I am yet to find out more, but it looks like the rotary coupler I bought works fine for cruise control, but not the airbag (maybe), and my two left wheels are closer together than my two right wheels.

It never used to do this before I put new wheels and tyres on and had the wheel alignment done, so I think the wheel alignment just needs to be done again to compensate for the rear axle.

I will find out more when I speak to the garage later today (when I pick up the car).
 
yeah - replaced the trailing arm bushes myself not so long ago anyway.

turns out the rear axle is bent! The wheel isn't toed in or out by enough to care, but is set forward by 7mm. This combination results in a constant wandering to the left. I therefore plan to shim the trailing arm by 3mm or so!

Any idea what shims I need to ask for? (i.e. internal diameter, external diameter, material)?

As for the SRS light, it looks like the rotary coupler I bought from the scrappy is broken, so I need to buy another one.
 
right - both of these problems are solved!!

Rear-left trailing arm has been shimmed by about 2-3mm and it drives straighter than any car i've ever owned.

Regarding the SRS light, I put in another rotary coupler from the scrappy and the light reset itself, so no need for a diagnostics computer in my case! :D

So... on to the next question... i'd like to replace the two plastic "plugs" under the bonnet with brass ones. I understand this is done by everyone. Should I buy 2x ERR4686B or is this the wrong part number?

Also, I'm getting tired of unseizing my rear-left brake caliper. I know I can buy a piston & seal kit, but i'd rather buy a new caliper. Should I buy 1x STC1265 or 1x SMC500240G or am I wrong again?

Thanks in advance! :D
 
right - both of these problems are solved!!

Rear-left trailing arm has been shimmed by about 2-3mm and it drives straighter than any car i've ever owned.

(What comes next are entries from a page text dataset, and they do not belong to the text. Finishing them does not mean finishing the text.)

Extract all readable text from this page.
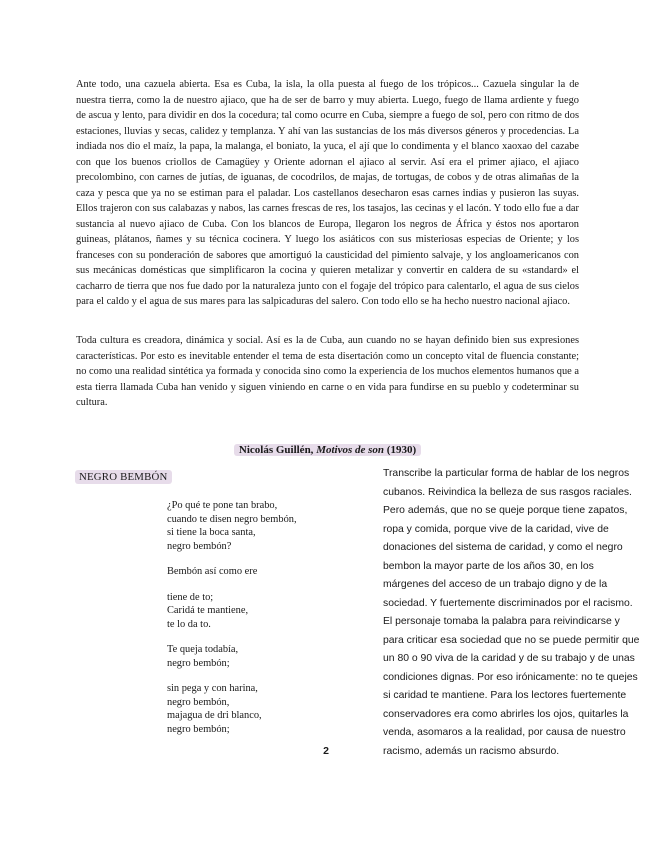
Ante todo, una cazuela abierta. Esa es Cuba, la isla, la olla puesta al fuego de los trópicos... Cazuela singular la de nuestra tierra, como la de nuestro ajiaco, que ha de ser de barro y muy abierta. Luego, fuego de llama ardiente y fuego de ascua y lento, para dividir en dos la cocedura; tal como ocurre en Cuba, siempre a fuego de sol, pero con ritmo de dos estaciones, lluvias y secas, calidez y templanza. Y ahí van las sustancias de los más diversos géneros y procedencias. La indiada nos dio el maíz, la papa, la malanga, el boniato, la yuca, el ají que lo condimenta y el blanco xaoxao del cazabe con que los buenos criollos de Camagüey y Oriente adornan el ajiaco al servir. Así era el primer ajiaco, el ajiaco precolombino, con carnes de jutías, de iguanas, de cocodrilos, de majas, de tortugas, de cobos y de otras alimañas de la caza y pesca que ya no se estiman para el paladar. Los castellanos desecharon esas carnes indias y pusieron las suyas. Ellos trajeron con sus calabazas y nabos, las carnes frescas de res, los tasajos, las cecinas y el lacón. Y todo ello fue a dar sustancia al nuevo ajiaco de Cuba. Con los blancos de Europa, llegaron los negros de África y éstos nos aportaron guineas, plátanos, ñames y su técnica cocinera. Y luego los asiáticos con sus misteriosas especias de Oriente; y los franceses con su ponderación de sabores que amortiguó la causticidad del pimiento salvaje, y los angloamericanos con sus mecánicas domésticas que simplificaron la cocina y quieren metalizar y convertir en caldera de su «standard» el cacharro de tierra que nos fue dado por la naturaleza junto con el fogaje del trópico para calentarlo, el agua de sus cielos para el caldo y el agua de sus mares para las salpicaduras del salero. Con todo ello se ha hecho nuestro nacional ajiaco.

Toda cultura es creadora, dinámica y social. Así es la de Cuba, aun cuando no se hayan definido bien sus expresiones características. Por esto es inevitable entender el tema de esta disertación como un concepto vital de fluencia constante; no como una realidad sintética ya formada y conocida sino como la experiencia de los muchos elementos humanos que a esta tierra llamada Cuba han venido y siguen viniendo en carne o en vida para fundirse en su pueblo y codeterminar su cultura.

Nicolás Guillén, Motivos de son (1930)
NEGRO BEMBÓN
¿Po qué te pone tan brabo,
cuando te disen negro bembón,
si tiene la boca santa,
negro bembón?
Bembón así como ere
tiene de to;
Caridá te mantiene,
te lo da to.
Te queja todabía,
negro bembón;
sin pega y con harina,
negro bembón,
majagua de dri blanco,
negro bembón;
2

Transcribe la particular forma de hablar de los negros cubanos. Reivindica la belleza de sus rasgos raciales. Pero además, que no se queje porque tiene zapatos, ropa y comida, porque vive de la caridad, vive de donaciones del sistema de caridad, y como el negro bembon la mayor parte de los años 30, en los márgenes del acceso de un trabajo digno y de la sociedad. Y fuertemente discriminados por el racismo. El personaje tomaba la palabra para reivindicarse y para criticar esa sociedad que no se puede permitir que un 80 o 90 viva de la caridad y de su trabajo y de unas condiciones dignas. Por eso irónicamente: no te quejes si caridad te mantiene. Para los lectores fuertemente conservadores era como abrirles los ojos, quitarles la venda, asomaros a la realidad, por causa de nuestro racismo, además un racismo absurdo.
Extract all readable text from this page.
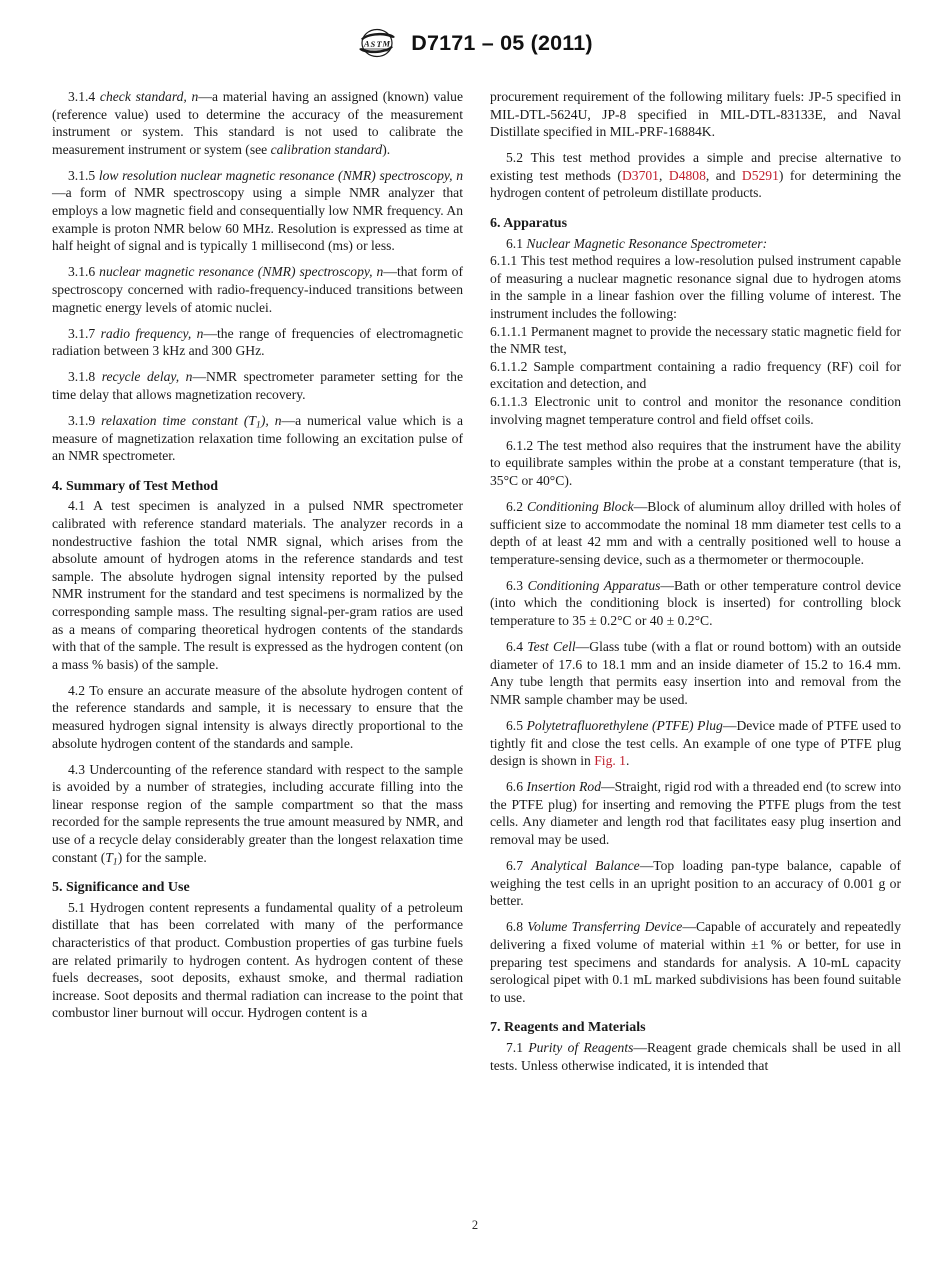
A S T M D7171 – 05 (2011)

3.1.4 check standard, n—a material having an assigned (known) value (reference value) used to determine the accuracy of the measurement instrument or system. This standard is not used to calibrate the measurement instrument or system (see calibration standard).

3.1.5 low resolution nuclear magnetic resonance (NMR) spectroscopy, n—a form of NMR spectroscopy using a simple NMR analyzer that employs a low magnetic field and consequentially low NMR frequency. An example is proton NMR below 60 MHz. Resolution is expressed as time at half height of signal and is typically 1 millisecond (ms) or less.

3.1.6 nuclear magnetic resonance (NMR) spectroscopy, n—that form of spectroscopy concerned with radio-frequency-induced transitions between magnetic energy levels of atomic nuclei.

3.1.7 radio frequency, n—the range of frequencies of electromagnetic radiation between 3 kHz and 300 GHz.

3.1.8 recycle delay, n—NMR spectrometer parameter setting for the time delay that allows magnetization recovery.

3.1.9 relaxation time constant $(T_1)$, n—a numerical value which is a measure of magnetization relaxation time following an excitation pulse of an NMR spectrometer.

4. Summary of Test Method

4.1 A test specimen is analyzed in a pulsed NMR spectrometer calibrated with reference standard materials. The analyzer records in a nondestructive fashion the total NMR signal, which arises from the absolute amount of hydrogen atoms in the reference standards and test sample. The absolute hydrogen signal intensity reported by the pulsed NMR instrument for the standard and test specimens is normalized by the corresponding sample mass. The resulting signal-per-gram ratios are used as a means of comparing theoretical hydrogen contents of the standards with that of the sample. The result is expressed as the hydrogen content (on a mass % basis) of the sample.

4.2 To ensure an accurate measure of the absolute hydrogen content of the reference standards and sample, it is necessary to ensure that the measured hydrogen signal intensity is always directly proportional to the absolute hydrogen content of the standards and sample.

4.3 Undercounting of the reference standard with respect to the sample is avoided by a number of strategies, including accurate filling into the linear response region of the sample compartment so that the mass recorded for the sample represents the true amount measured by NMR, and use of a recycle delay considerably greater than the longest relaxation time constant $(T_1)$ for the sample.

5. Significance and Use

5.1 Hydrogen content represents a fundamental quality of a petroleum distillate that has been correlated with many of the performance characteristics of that product. Combustion properties of gas turbine fuels are related primarily to hydrogen content. As hydrogen content of these fuels decreases, soot deposits, exhaust smoke, and thermal radiation increase. Soot deposits and thermal radiation can increase to the point that combustor liner burnout will occur. Hydrogen content is a

procurement requirement of the following military fuels: JP-5 specified in MIL-DTL-5624U, JP-8 specified in MIL-DTL-83133E, and Naval Distillate specified in MIL-PRF-16884K.

5.2 This test method provides a simple and precise alternative to existing test methods (D3701, D4808, and D5291) for determining the hydrogen content of petroleum distillate products.

6. Apparatus

6.1 Nuclear Magnetic Resonance Spectrometer:

6.1.1 This test method requires a low-resolution pulsed instrument capable of measuring a nuclear magnetic resonance signal due to hydrogen atoms in the sample in a linear fashion over the filling volume of interest. The instrument includes the following:

6.1.1.1 Permanent magnet to provide the necessary static magnetic field for the NMR test,

6.1.1.2 Sample compartment containing a radio frequency (RF) coil for excitation and detection, and

6.1.1.3 Electronic unit to control and monitor the resonance condition involving magnet temperature control and field offset coils.

6.1.2 The test method also requires that the instrument have the ability to equilibrate samples within the probe at a constant temperature (that is, 35°C or 40°C).

6.2 Conditioning Block—Block of aluminum alloy drilled with holes of sufficient size to accommodate the nominal 18 mm diameter test cells to a depth of at least 42 mm and with a centrally positioned well to house a temperature-sensing device, such as a thermometer or thermocouple.

6.3 Conditioning Apparatus—Bath or other temperature control device (into which the conditioning block is inserted) for controlling block temperature to 35 ± 0.2°C or 40 ± 0.2°C.

6.4 Test Cell—Glass tube (with a flat or round bottom) with an outside diameter of 17.6 to 18.1 mm and an inside diameter of 15.2 to 16.4 mm. Any tube length that permits easy insertion into and removal from the NMR sample chamber may be used.

6.5 Polytetrafluorethylene (PTFE) Plug—Device made of PTFE used to tightly fit and close the test cells. An example of one type of PTFE plug design is shown in Fig. 1.

6.6 Insertion Rod—Straight, rigid rod with a threaded end (to screw into the PTFE plug) for inserting and removing the PTFE plugs from the test cells. Any diameter and length rod that facilitates easy plug insertion and removal may be used.

6.7 Analytical Balance—Top loading pan-type balance, capable of weighing the test cells in an upright position to an accuracy of 0.001 g or better.

6.8 Volume Transferring Device—Capable of accurately and repeatedly delivering a fixed volume of material within ±1 % or better, for use in preparing test specimens and standards for analysis. A 10-mL capacity serological pipet with 0.1 mL marked subdivisions has been found suitable to use.

7. Reagents and Materials

7.1 Purity of Reagents—Reagent grade chemicals shall be used in all tests. Unless otherwise indicated, it is intended that

2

Regarding the SRS light, I put in another rotary coupler from the scrappy and the light reset itself, so no need for a diagnostics computer in my case! :D

So... on to the next question... i'd like to replace the two plastic "plugs" under the bonnet with brass ones. I understand this is done by everyone. Should I buy 2x ERR4686B or is this the wrong part number?

Thanks in advance! :D

Excellent news on the resolution of those problems, re the replacement of the black plastic plugs, go to your nearest big DIY store and buy yourself a pair of half inch chrome radiator plugs. They come complete with a rubber O-ring and are perfect for the job.

Dave
 
he's right about the plugs.

the QT alloy ones are suprisingly cheap but the BnQ items are the easiest to obtain.

You could even try the ones with the built in bleed screw, very handy!
 
So instead of buying 2x ERR4686B I should just pop to B&Q and buy two half-inch chrome radiator plugs? I'll give that a try tomorrow. Is brass not the recommended material though, to replace the plastic ones?

What is "QT Alloy"? Are they one proper Land Rover ones?

Also, I'm getting tired of unseizing my rear-left brake caliper. I know I can buy a piston & seal kit, but i'd rather buy a new caliper. Should I buy 1x STC1265 or 1x SMC500240G or am I wrong again?